Rings of Information
Since Galileo first discovered Saturn’s rings in 1610, they have been a source of mystery and fascination for scientists. Cassini has helped researchers learn much more about the rings, finding that the particles in the rings range from grains of sand to mountain-sized boulders. The probe helped scientists discover that the planet’s E Ring is mainly composed of material ejected by Enceladus’s jets. On September 15, 2006, Cassini took perhaps its most dramatic image of the rings, “In Saturn’s Shadow” when the probe imaged the planet with the sun completely blocked. The picture revealed two new faint rings, one produced by the moons Janus and Epimetheus and another one by the moon Pallene.
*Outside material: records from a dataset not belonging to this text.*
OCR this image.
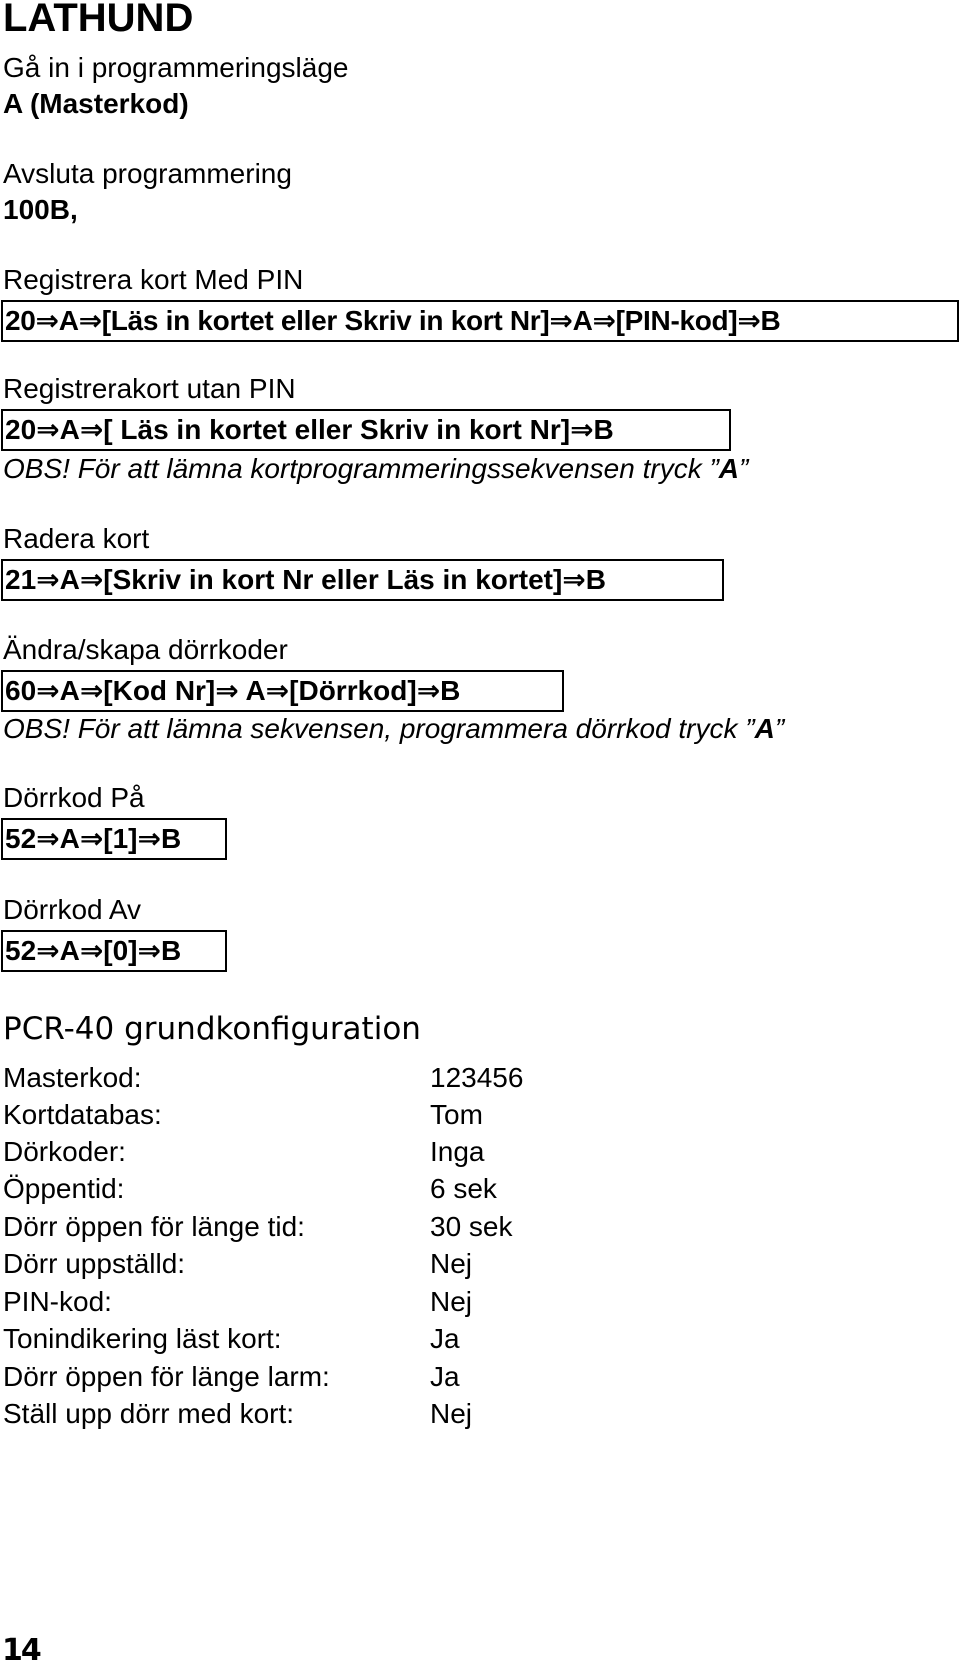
LATHUND
Gå in i programmeringsläge
A (Masterkod)
Avsluta programmering
100B,
Registrera kort Med PIN
20⇒A⇒[Läs in kortet eller Skriv in kort Nr]⇒A⇒[PIN-kod]⇒B
Registrerakort utan PIN
20⇒A⇒[ Läs in kortet eller Skriv in kort Nr]⇒B
OBS! För att lämna kortprogrammeringssekvensen tryck ”A”
Radera kort
21⇒A⇒[Skriv in kort Nr eller Läs in kortet]⇒B
Ändra/skapa dörrkoder
60⇒A⇒[Kod Nr]⇒ A⇒[Dörrkod]⇒B
OBS! För att lämna sekvensen, programmera dörrkod tryck ”A”
Dörrkod På
52⇒A⇒[1]⇒B
Dörrkod Av
52⇒A⇒[0]⇒B
PCR-40 grundkonfiguration
Masterkod:	123456
Kortdatabas:	Tom
Dörkoder:	Inga
Öppentid:	6 sek
Dörr öppen för länge tid:	30 sek
Dörr uppställd:	Nej
PIN-kod:	Nej
Tonindikering läst kort:	Ja
Dörr öppen för länge larm:	Ja
Ställ upp dörr med kort:	Nej
14
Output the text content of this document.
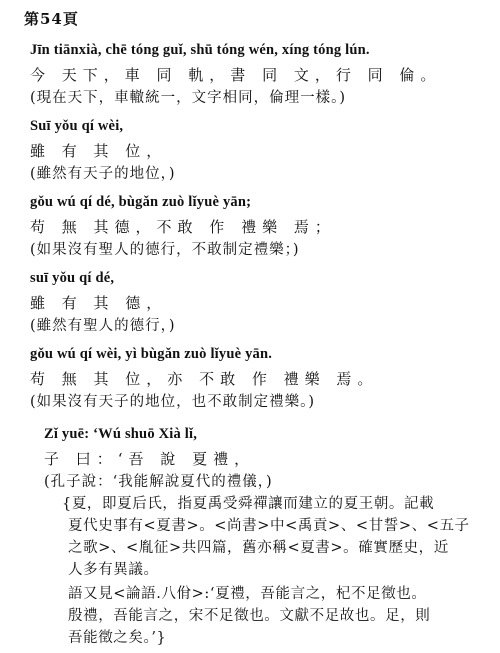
第54頁
Jīn tiānxià, chē tóng guǐ, shū tóng wén, xíng tóng lún.
今 天下，車 同 軌，書 同 文，行 同 倫。
(現在天下，車轍統一，文字相同，倫理一樣。)
Suī yǒu qí wèi,
雖 有 其 位，
(雖然有天子的地位，)
gǒu wú qí dé, bùgǎn zuò lǐyuè yān;
苟 無 其德，不敢 作 禮樂 焉；
(如果沒有聖人的德行，不敢制定禮樂；)
suī yǒu qí dé,
雖 有 其 德，
(雖然有聖人的德行，)
gǒu wú qí wèi, yì bùgǎn zuò lǐyuè yān.
苟 無 其 位，亦 不敢 作 禮樂 焉。
(如果沒有天子的地位，也不敢制定禮樂。)
Zǐ yuē: ‘Wú shuō Xià lǐ,
子 曰：‘吾 說 夏禮，
(孔子說：‘我能解說夏代的禮儀，)
{夏，即夏后氏，指夏禹受舜禪讓而建立的夏王朝。記載
夏代史事有<夏書>。<尚書>中<禹貢>、<甘誓>、<五子
之歌>、<胤征>共四篇，舊亦稱<夏書>。確實歷史，近
人多有異議。
語又見<論語.八佾>:‘夏禮，吾能言之，杞不足徵也。
殷禮，吾能言之，宋不足徵也。文獻不足故也。足，則
吾能徵之矣。’}
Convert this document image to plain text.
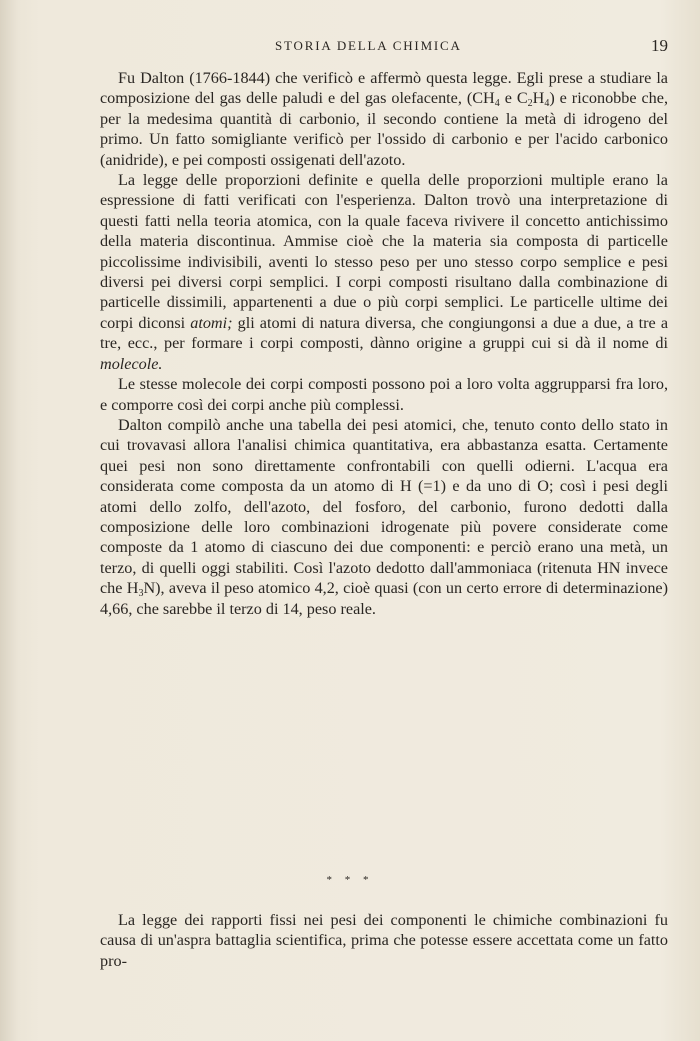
STORIA DELLA CHIMICA	19

Fu Dalton (1766-1844) che verificò e affermò questa legge. Egli prese a studiare la composizione del gas delle paludi e del gas olefacente, ($CH_4$ e $C_2H_4$) e riconobbe che, per la medesima quantità di carbonio, il secondo contiene la metà di idrogeno del primo. Un fatto somigliante verificò per l'ossido di carbonio e per l'acido carbonico (anidride), e pei composti ossigenati dell'azoto.

La legge delle proporzioni definite e quella delle proporzioni multiple erano la espressione di fatti verificati con l'esperienza. Dalton trovò una interpretazione di questi fatti nella teoria atomica, con la quale faceva rivivere il concetto antichissimo della materia discontinua. Ammise cioè che la materia sia composta di particelle piccolissime indivisibili, aventi lo stesso peso per uno stesso corpo semplice e pesi diversi pei diversi corpi semplici. I corpi composti risultano dalla combinazione di particelle dissimili, appartenenti a due o più corpi semplici. Le particelle ultime dei corpi diconsi atomi; gli atomi di natura diversa, che congiungonsi a due a due, a tre a tre, ecc., per formare i corpi composti, dànno origine a gruppi cui si dà il nome di molecole.

Le stesse molecole dei corpi composti possono poi a loro volta aggrupparsi fra loro, e comporre così dei corpi anche più complessi.

Dalton compilò anche una tabella dei pesi atomici, che, tenuto conto dello stato in cui trovavasi allora l'analisi chimica quantitativa, era abbastanza esatta. Certamente quei pesi non sono direttamente confrontabili con quelli odierni. L'acqua era considerata come composta da un atomo di H (=1) e da uno di O; così i pesi degli atomi dello zolfo, dell'azoto, del fosforo, del carbonio, furono dedotti dalla composizione delle loro combinazioni idrogenate più povere considerate come composte da 1 atomo di ciascuno dei due componenti: e perciò erano una metà, un terzo, di quelli oggi stabiliti. Così l'azoto dedotto dall'ammoniaca (ritenuta HN invece che $H_3N$), aveva il peso atomico 4,2, cioè quasi (con un certo errore di determinazione) 4,66, che sarebbe il terzo di 14, peso reale.

* * *

La legge dei rapporti fissi nei pesi dei componenti le chimiche combinazioni fu causa di un'aspra battaglia scientifica, prima che potesse essere accettata come un fatto pro-
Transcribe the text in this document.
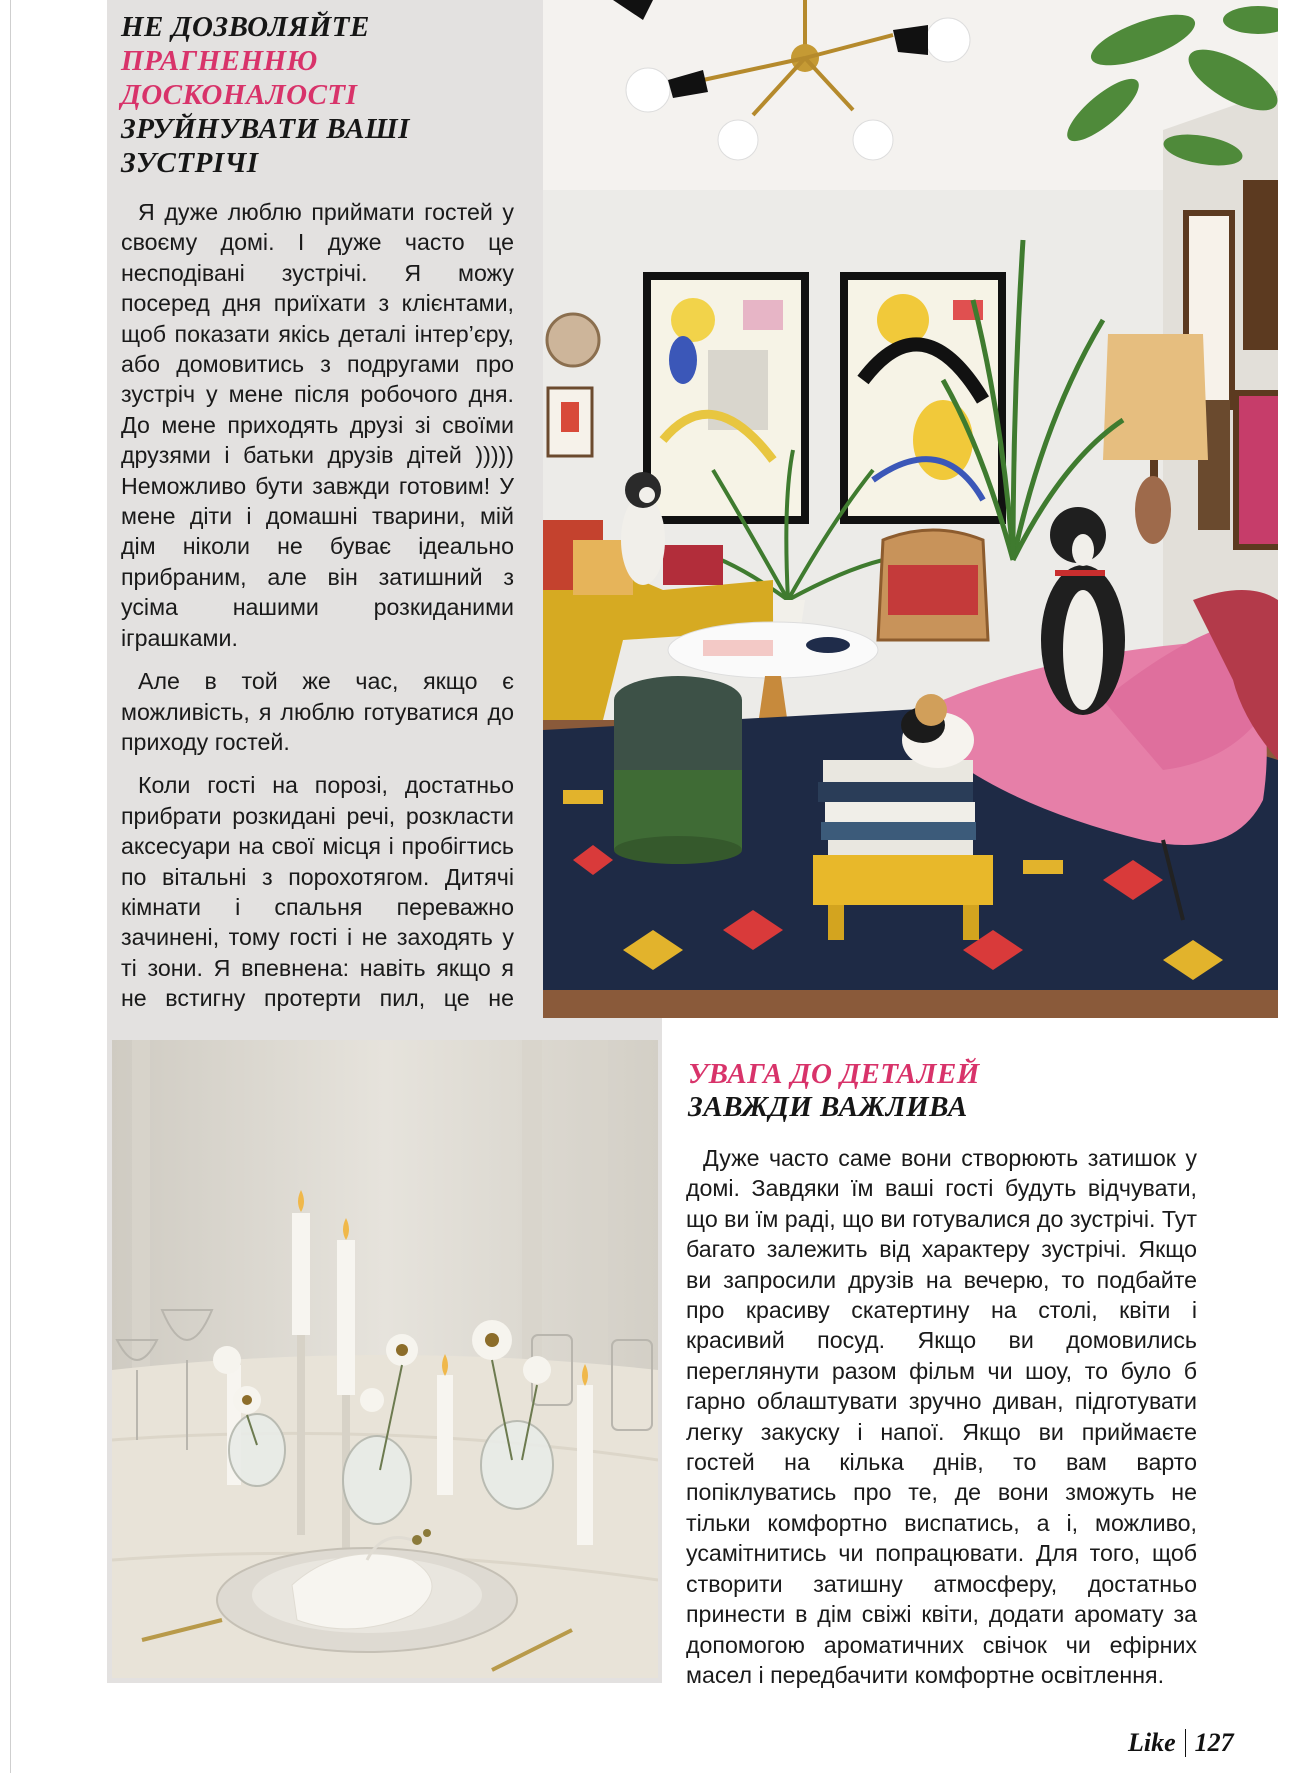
НЕ ДОЗВОЛЯЙТЕ
ПРАГНЕННЮ
ДОСКОНАЛОСТІ
ЗРУЙНУВАТИ ВАШІ
ЗУСТРІЧІ

Я дуже люблю приймати гостей у своєму домі. І дуже часто це несподівані зустрічі. Я можу посеред дня приїхати з клієнтами, щоб показати якісь деталі інтер’єру, або домовитись з подругами про зустріч у мене після робочого дня. До мене приходять друзі зі своїми друзями і батьки друзів дітей ))))) Неможливо бути завжди готовим! У мене діти і домашні тварини, мій дім ніколи не буває ідеально прибраним, але він затишний з усіма нашими розкиданими іграшками.

Але в той же час, якщо є можливість, я люблю готуватися до приходу гостей.

Коли гості на порозі, достатньо прибрати розкидані речі, розкласти аксесуари на свої місця і пробігтись по вітальні з порохотягом. Дитячі кімнати і спальня переважно зачинені, тому гості і не заходять у ті зони. Я впевнена: навіть якщо я не встигну протерти пил, це не

УВАГА ДО ДЕТАЛЕЙ
ЗАВЖДИ ВАЖЛИВА

Дуже часто саме вони створюють затишок у домі. Завдяки їм ваші гості будуть відчувати, що ви їм раді, що ви готувалися до зустрічі. Тут багато залежить від характеру зустрічі. Якщо ви запросили друзів на вечерю, то подбайте про красиву скатертину на столі, квіти і красивий посуд. Якщо ви домовились переглянути разом фільм чи шоу, то було б гарно облаштувати зручно диван, підготувати легку закуску і напої. Якщо ви приймаєте гостей на кілька днів, то вам варто попіклуватись про те, де вони зможуть не тільки комфортно виспатись, а і, можливо, усамітнитись чи попрацювати. Для того, щоб створити затишну атмосферу, достатньо принести в дім свіжі квіти, додати аромату за допомогою ароматичних свічок чи ефірних масел і передбачити комфортне освітлення.

Like 127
The Voyager probe first spotted Saturn’s strange hexagonal jet stream in the early 1980s. But Cassini was the first to produce detailed shots of the 20,000-mile wide system, which swirls around the North Pole at 200 miles per hour. While the swirl does look like a hurricane and has an eye about 50 times larger than an Earth hurricane, researchers believe it’s just the natural jet stream, which endlessly spins because, unlike on Earth, there are no mountains or other obstacles to disrupt its course.
Rise of the New Moons
Besides the detailed information about Titan and Enceladus, Cassini also captured incredible images of Saturn’s many moons. When Cassini launched in 1997, researchers had only confirmed 18 of the planet’s moons. Now, Cassini and ground-based telescopes have found a total of 62 possible bodies orbiting the planet, some the size of Mercury and some just a few miles across. They come in endless shapes and sizes, many of which were captured by Cassini, including the icy moon Dione, the great canyons on Tethys, the smooth, egg-like Methone and the strange pocked surface of Hyperion. Some of the moons even crossed into pop culture, like Mimas, pictured above, which was compared to the Death Star and the tiny dumpling-like moon Pan, which, among other comparisons, many described as a space ravioli.
The Final Flights
In April, 2017, Cassini conducted the first of its 22 dives between Saturn and its rings. While it will take months or years to analyze the data, researchers have already found some surprising things, like the fact that the spaces between rings are more or less free of debris and dust. It’s also sent back new images of the Hexagon and the spiral density waves found in the planet’s B Ring.
We wish this craft well in its triumphant plunge into Saturn's atmosphere—and eagerly await the exciting discoveries that are still bound to come from the data.